JAKARTA – Para pekerja rumah tangga (PRT), khususnya perempuan rentan mengalami perlakukan diskriminatif dan kekerasan.
Fakta ini mendorong pemerintah untuk menggodok Rancangan Undang-Undang Perlindungan Pekerja Rumah Tangga (RUU PPRT) yang saat ini masuk dalam RUU Prioritas 2023 untuk dapat segera disahkan.
Ratna Susianawati selaku Deputi Perlindungan Hak Perempuan (Kemen PPPA) mengatakan, RUU PPRT sangat penting untuk melindungi baik pekerja, pemberi pekerja juga penyalur kerja.
Saat ini, lanjut dia, regulasi terkait pekerja rumah tangga masih setingkat kementerian.
Menurut Ratna, regulasi untuk meletakkan legal standing yang tinggi setingkat UU sangat dibutuhkan. “Ini penting bila melihat data dan fakta ada kecenderungan pekerja rumah tangga yang sebagian besar perempuan dan termasuk di dalamnya ada anak-anak,” kata Retna dalam diskusi FMB9- yang digelar secara daring, Senin (30/1/2023).
“Ini yang menjadi perhatian kita semua. Esensi yang akan diusung dari RUU ini yang pertama adalah memberikan pengakuan dan perlindungan kepada pekerja, pemberi kerja dan juga penyalur,” tambahnya.
Saat ini, para pekerja yang notabene perempuan masih rentan mengalami diskriminasi, kekerasan dan bahkan eksploitasi. Regulasi setingkat UU, lanjutnya, juga untuk memastikan bagaimana hal itu tidak terjadi.
“Ini yang menjadi suport kami di Kementerian PPPA sebagai kementerian yang dimandatkan agar negara hadir menyusun berbagai kebijakan terutama untuk memberikan perlindungan kepada perempuan khususnya pekerja rumah tangga,” bebernya.
Lebih lanjut, Ratna menyampaikan bahwa lima tahun ke depan Kemen PPPA berkomitmen untuk menurunkan angka kekerasan terhadap perempuan dan anak. Hal ini sesuai arahan Presiden Jokowi.
“Ini yang terus kita dorong bagaimana memastikan berbagai aturan perundangan.

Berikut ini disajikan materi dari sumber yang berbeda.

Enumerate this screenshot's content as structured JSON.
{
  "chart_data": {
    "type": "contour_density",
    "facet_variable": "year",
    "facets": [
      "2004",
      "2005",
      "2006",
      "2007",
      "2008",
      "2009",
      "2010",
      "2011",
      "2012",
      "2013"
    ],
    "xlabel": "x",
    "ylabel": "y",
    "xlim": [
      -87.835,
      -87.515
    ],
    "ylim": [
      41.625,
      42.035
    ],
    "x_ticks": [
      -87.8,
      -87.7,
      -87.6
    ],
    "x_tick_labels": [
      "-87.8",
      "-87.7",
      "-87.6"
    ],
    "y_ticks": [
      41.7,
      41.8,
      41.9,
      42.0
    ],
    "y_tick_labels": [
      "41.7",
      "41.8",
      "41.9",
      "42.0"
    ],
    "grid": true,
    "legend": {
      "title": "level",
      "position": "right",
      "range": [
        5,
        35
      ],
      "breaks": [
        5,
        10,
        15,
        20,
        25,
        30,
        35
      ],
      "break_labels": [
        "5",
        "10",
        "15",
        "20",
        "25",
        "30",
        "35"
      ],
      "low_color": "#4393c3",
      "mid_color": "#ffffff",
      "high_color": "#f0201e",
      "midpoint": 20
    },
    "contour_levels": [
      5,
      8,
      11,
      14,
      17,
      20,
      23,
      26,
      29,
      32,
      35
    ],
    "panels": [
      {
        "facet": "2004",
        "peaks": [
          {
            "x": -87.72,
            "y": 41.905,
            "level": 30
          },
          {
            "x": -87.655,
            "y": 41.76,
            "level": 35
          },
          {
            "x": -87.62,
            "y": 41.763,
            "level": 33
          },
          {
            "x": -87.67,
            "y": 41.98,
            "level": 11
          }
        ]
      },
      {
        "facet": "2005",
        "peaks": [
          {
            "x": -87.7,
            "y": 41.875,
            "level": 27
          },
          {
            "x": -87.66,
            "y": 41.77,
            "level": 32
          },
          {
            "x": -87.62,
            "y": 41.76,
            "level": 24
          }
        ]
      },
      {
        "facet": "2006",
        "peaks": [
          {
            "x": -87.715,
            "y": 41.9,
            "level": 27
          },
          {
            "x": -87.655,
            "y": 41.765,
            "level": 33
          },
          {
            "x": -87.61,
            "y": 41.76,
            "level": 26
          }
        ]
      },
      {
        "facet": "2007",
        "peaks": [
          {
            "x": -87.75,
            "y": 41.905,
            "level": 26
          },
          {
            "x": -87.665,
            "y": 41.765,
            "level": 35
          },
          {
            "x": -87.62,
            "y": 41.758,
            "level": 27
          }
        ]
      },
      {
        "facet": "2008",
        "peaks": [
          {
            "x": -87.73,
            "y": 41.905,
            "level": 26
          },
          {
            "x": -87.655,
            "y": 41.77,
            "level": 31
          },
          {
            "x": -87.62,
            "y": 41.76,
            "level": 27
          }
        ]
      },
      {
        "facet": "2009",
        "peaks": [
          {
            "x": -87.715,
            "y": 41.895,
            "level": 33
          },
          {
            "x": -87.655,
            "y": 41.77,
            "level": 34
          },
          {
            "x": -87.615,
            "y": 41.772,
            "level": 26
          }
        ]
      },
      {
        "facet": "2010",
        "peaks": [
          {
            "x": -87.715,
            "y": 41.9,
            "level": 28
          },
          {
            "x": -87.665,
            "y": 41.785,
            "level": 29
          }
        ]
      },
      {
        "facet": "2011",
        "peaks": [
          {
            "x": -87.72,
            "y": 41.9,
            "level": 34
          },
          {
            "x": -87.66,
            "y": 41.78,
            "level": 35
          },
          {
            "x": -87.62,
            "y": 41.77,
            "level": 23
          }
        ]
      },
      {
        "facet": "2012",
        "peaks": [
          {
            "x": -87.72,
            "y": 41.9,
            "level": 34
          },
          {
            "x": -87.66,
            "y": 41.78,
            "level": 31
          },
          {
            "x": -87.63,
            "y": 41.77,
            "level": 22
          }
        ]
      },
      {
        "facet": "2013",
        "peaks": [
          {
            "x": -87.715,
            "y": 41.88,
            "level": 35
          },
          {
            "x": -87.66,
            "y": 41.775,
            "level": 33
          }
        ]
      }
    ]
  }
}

Karena kalau kita lihat saat ini, masih rentan kekersan rumah tangga, terkait perdagangan orang, perlakuan diskriminatif. Kemen PPPA berkomitmen untuk memastikan ruang-ruang dan juga aksesibilitas korban kekersan utamanya pekerja rumah agar mendapatkan pendampingan hukum dan layanan sesuai kepentingan hak-hak yang harus dipenuhinya,” papar Ratna.
Selain itu, Kemen PPPA juga terus melakukan kampanye secara masif mendorong para pekerja rumah tangga agar berani bersuara ketika mengalami kekersan.
“Saat ini yang terus kita dorong adalah kampanye-kampanye yang masif agar perempuan bisa bersuara ketika mengalami diskriminasi dan kekerasan,” ujarnya.
Sebap itu, tambahnya, pihaknya juga melakukan pelatihan dan pemberdayaan serta pendampingan, supaya pekerja rumah tangga tidak hanya bekerja di dalam negeri.
“Ini yang kami lakukan secara masif dan tentunya kami berkolaborasi dengan lembaga yang lainnya,” imbuhnya.
Lanjutnya, RUU PPRT akan mencakup regulasi terkait antara lain jaminan kerja, jam kerja, cuti, jaminan kesehatan.
“Hal- hal yang menjadi titik kerentanan harus dipastikan. Misalnya skil. Ini penyebabnya antara pemberi kerja dan pekerja harus ada kontrak kerja. Siapa berbuat apa siapa melakukan apa. Ini untuk menghindari terjadinya salah pengertian yang berujung kepada perlakuan kekersan,” pungkasnya.